First of all, I was right, and so was caelestis at (or le?) sauvage noble: the mystery language is Romansh. It is interesting to look at the differences between our approaches. Caelestis writes in his comment section:
For the record, I should state that all I went on was the MP3, the exercise having been billed as a quiz. I just played it looped and trascribed and transcribed.
Well, that’s what I did, too, except that I googled first and only started transcribing after settling on Romansh. But then he goes on:
I also decided not to transcribe too narrowly, opting instead to approximate orthography, on the principle that hints about historical spelling might also betray something of the text’s language’s history.
I, on the other hand, took it as an exercise in using IPA, playing around with the values of the symbols and trying to get them right. Of course, I was also keen on actually understanding the recording, so I did think about the sense (adjective + noun combinations were particularly easy to identify, pi might mean more (plus in French); I neglected to look for possible occurrences of the conjugated forms of be, which would have been logical to do).
Focussing on the sound and the intricacies of IPA led to a few difficulties. For example, the speaker says religiun(s) several times, but sometimes the stressed syllable comes out as [dʒun] (with a voiced postalveolar fricative), sometimes in my ears more like [djun] (palatal approximant) or, between the two, [dʝun] (palatal fricative). Should I have made a distinction between the occurrences? I decided against a transcription that narrow.
One of those light bulbs that go on in ones mind came after I wrote the last entry: Grischun is the canton of Graubünden, Grisons in French. (I’m really bad at French geographic names for places outside France that I already know the German and/or English version of. Imagine the consternation of the French friend who once told me he liked Aix-la-Chapelle, when I replied I had no idea of what place he was referring to.)
As far as understanding the recording is concerned, caelestis’ has, in my opinion, the edge. I understood two more snippets from reading his. Other meanings came to me later. For example, the passage un model che corresponde miglier a lur habilitats (in an approximation of what the spelling might be) obviously means a model that better corresponds to their capacities. So the sentences before that should contain the antecedent of their, presumably referring to pupils. But where and what is it? It took me a thorough look through this page in Romansh dealing with school questions (actually, with the very issue of the place of the language in education) to find out that it is scolasts (for boys) or scolastas (for girls). Which in turn points to a tentative acuire as the verb of the third sentence. For the rest of it, caelestis is quite helpful: some aspects of the school system “come into question” (similar to the German idiomatic expression
which could be calqued as put something into question). And so forth.
The bits on which we don’t agree (l/m/n? o/u?) don’t seem very important, and may be very hard to get “right” anyway: the language is called Rumantsch by its speakers and Romansh in English, most of the time, anyway.
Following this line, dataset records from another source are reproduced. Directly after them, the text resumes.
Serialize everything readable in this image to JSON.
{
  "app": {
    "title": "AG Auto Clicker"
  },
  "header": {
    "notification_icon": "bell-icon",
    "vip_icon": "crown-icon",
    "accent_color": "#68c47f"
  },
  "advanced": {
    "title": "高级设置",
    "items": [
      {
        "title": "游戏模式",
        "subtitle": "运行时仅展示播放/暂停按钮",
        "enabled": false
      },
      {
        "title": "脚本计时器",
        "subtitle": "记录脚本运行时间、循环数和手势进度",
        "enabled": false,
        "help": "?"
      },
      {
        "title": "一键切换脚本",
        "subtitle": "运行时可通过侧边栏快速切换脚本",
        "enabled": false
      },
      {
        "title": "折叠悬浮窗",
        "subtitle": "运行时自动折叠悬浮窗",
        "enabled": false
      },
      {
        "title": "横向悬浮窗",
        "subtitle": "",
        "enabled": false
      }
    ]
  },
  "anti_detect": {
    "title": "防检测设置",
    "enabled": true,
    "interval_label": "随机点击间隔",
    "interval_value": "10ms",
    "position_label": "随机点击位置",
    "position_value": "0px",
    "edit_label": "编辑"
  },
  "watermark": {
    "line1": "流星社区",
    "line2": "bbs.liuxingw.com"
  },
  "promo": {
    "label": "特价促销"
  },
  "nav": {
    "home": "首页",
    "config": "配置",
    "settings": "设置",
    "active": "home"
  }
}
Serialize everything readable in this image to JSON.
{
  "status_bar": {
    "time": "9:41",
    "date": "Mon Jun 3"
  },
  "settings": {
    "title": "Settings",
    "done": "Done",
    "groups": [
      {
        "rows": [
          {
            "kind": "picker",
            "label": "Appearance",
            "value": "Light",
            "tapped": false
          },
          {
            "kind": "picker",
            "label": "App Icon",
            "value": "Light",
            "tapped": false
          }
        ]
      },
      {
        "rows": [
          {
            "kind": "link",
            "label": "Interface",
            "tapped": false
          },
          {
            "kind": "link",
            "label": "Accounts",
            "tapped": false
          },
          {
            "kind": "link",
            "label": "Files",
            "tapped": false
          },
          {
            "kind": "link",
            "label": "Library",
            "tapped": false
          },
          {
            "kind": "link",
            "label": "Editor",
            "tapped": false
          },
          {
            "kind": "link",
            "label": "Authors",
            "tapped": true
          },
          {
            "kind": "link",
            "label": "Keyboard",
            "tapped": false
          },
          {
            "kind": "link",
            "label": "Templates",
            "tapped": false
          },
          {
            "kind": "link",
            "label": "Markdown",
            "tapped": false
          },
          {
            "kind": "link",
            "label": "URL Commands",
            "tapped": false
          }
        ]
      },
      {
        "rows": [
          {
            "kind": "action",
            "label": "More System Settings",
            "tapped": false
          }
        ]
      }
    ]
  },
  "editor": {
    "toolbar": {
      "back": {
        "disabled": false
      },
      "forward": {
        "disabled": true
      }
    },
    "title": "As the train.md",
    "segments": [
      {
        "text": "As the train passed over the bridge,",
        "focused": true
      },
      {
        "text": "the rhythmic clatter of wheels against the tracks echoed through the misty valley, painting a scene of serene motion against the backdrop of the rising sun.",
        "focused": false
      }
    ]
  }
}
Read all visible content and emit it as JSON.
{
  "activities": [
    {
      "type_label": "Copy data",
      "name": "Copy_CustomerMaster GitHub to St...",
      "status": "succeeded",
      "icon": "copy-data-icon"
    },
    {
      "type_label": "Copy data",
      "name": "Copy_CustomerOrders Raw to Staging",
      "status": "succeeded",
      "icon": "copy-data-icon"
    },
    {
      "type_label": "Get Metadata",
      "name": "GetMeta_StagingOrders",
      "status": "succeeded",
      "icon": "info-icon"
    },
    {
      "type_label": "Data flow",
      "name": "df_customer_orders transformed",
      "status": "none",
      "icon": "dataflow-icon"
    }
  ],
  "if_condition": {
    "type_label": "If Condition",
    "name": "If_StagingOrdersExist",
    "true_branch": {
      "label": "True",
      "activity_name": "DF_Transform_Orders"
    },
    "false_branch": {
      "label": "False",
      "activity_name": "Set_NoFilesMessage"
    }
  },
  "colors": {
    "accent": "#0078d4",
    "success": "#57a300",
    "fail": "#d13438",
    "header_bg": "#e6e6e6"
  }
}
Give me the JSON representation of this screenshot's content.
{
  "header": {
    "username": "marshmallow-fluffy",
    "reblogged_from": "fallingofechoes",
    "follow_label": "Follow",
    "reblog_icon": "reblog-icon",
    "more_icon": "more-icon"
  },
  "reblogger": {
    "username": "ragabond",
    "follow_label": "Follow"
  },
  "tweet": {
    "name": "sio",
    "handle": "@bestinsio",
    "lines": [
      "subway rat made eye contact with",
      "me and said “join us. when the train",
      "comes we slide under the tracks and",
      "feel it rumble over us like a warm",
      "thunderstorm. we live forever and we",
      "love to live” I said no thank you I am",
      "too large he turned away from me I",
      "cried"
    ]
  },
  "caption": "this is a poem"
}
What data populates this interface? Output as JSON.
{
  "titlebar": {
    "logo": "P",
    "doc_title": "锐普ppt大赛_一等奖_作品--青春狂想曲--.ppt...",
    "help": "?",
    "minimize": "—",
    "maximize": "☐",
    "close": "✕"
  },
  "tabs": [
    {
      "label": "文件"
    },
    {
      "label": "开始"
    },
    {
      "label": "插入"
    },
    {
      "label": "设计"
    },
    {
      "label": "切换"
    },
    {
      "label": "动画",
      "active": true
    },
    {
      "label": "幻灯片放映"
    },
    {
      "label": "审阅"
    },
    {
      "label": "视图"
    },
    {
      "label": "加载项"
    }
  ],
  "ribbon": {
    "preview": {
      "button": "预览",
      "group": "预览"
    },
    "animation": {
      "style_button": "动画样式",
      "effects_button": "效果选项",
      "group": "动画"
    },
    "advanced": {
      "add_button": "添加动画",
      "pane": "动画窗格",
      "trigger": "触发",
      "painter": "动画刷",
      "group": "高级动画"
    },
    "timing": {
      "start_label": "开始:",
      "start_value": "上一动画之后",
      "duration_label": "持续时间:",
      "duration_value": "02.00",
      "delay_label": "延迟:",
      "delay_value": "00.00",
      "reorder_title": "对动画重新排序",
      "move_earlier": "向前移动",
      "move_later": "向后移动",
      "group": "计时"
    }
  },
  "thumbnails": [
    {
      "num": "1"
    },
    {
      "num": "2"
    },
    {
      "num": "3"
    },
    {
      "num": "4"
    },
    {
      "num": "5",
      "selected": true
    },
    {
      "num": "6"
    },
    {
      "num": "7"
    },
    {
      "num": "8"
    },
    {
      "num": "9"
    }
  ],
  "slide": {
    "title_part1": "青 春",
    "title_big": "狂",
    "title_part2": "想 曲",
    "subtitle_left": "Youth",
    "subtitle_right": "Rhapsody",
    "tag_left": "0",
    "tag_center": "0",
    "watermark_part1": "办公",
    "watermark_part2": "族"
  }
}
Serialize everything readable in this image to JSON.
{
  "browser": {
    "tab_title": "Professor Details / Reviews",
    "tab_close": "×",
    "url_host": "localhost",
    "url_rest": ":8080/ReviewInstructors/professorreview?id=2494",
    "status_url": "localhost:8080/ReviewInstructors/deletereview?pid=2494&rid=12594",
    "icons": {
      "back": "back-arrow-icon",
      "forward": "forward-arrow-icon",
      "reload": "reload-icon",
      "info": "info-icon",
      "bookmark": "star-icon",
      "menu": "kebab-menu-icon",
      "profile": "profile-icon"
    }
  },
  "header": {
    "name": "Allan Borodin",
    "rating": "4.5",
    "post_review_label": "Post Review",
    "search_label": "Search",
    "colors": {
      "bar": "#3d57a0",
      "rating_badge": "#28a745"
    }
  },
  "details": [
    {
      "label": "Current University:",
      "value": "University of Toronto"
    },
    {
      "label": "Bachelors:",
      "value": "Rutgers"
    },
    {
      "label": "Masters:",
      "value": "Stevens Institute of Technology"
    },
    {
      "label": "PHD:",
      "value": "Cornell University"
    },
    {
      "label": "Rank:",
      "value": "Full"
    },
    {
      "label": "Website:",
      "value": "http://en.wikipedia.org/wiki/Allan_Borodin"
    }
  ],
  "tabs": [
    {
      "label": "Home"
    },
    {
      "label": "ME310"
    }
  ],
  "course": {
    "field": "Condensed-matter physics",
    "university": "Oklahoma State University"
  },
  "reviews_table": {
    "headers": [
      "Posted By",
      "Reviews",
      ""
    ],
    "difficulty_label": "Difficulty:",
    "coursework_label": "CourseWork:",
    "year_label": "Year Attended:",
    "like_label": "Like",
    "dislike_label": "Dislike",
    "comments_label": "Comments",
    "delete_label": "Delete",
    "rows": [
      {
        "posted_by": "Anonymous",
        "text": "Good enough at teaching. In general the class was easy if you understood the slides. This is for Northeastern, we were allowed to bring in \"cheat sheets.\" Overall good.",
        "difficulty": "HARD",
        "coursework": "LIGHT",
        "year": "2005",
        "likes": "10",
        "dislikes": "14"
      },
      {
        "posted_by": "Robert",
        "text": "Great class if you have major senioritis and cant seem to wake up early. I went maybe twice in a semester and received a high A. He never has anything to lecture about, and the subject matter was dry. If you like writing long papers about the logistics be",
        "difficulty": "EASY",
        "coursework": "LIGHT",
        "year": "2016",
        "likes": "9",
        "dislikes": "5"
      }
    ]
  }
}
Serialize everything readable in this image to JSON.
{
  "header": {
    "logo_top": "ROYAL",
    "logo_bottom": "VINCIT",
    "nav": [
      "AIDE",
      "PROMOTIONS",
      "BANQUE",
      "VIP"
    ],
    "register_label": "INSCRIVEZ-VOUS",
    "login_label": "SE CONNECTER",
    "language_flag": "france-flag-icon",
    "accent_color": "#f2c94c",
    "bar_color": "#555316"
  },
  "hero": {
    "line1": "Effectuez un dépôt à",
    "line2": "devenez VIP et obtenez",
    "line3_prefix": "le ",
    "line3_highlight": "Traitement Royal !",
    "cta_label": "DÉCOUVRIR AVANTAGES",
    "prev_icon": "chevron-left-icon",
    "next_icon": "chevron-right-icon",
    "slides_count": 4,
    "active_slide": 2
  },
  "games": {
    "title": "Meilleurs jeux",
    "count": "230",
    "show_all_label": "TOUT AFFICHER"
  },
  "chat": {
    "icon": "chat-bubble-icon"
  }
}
The presence or absence of the t illustrates a similar difficulty: saying [nʃ] is hard without an intruding stop/plosive ([t]). Is this stop part of “how the language is pronounced” or just of “how a particular speaker sometimes pronounces it”. It may be one or the other, depending on the particular language. But since it was unknown in the first place …
The transcriptions that the unique and in many ways excellent speech accent archive proposes aren’t totally uncontroversial either, however instructive they may be. There’s rarely a distinction between clear and dark l, and most pronunciations of the English w are transcribed as [w], even though there are quite a few instances of [v] and [β] in their samples.
The standard variety Rumantsch Grischun appears to be the the equivalent of Hochdeutsch in German: a normalized compromise agreed upon for teaching purposes, to have a unified written language and, in the case of Romansh, to keep the language alive and legitimize it, but one that hardly anyone speaks in its pure form. It is, with tudestg, franzos and talian, one of the four “national languages” in Switzerland. (Calling French franzos makes a German speaker smile with amused embarrassment since this sounds vaguely insulting in German.) In German, it is prefectly acceptable if the phonetic features of one’s region of origin’s dialect shine through even in the most formal speech situations. Romansh apparently has five distinct dialects, and I agree with the Debian geeks (er, and thanks for providing the OS that runs my computer!), and Mark Liberman’s justification, that the speaker’s dialect is Surmiran. Any French reader who has made it to this point of this post will easily recognize the text used in the dialect samples. Yes, I know you prefer the version that every French school kid learns by heart.
I have not made any headway to speak of with Welsh. Those conjugation tables of bod need learning by heart, and as long as I’m hampered by a very vague understanding of the pronunciation, I hesitate. For not too long, hopefully.
Edit: I originally was wrong about the official status of Romansh in Switzerland. Corrected now. Thanks, Steph!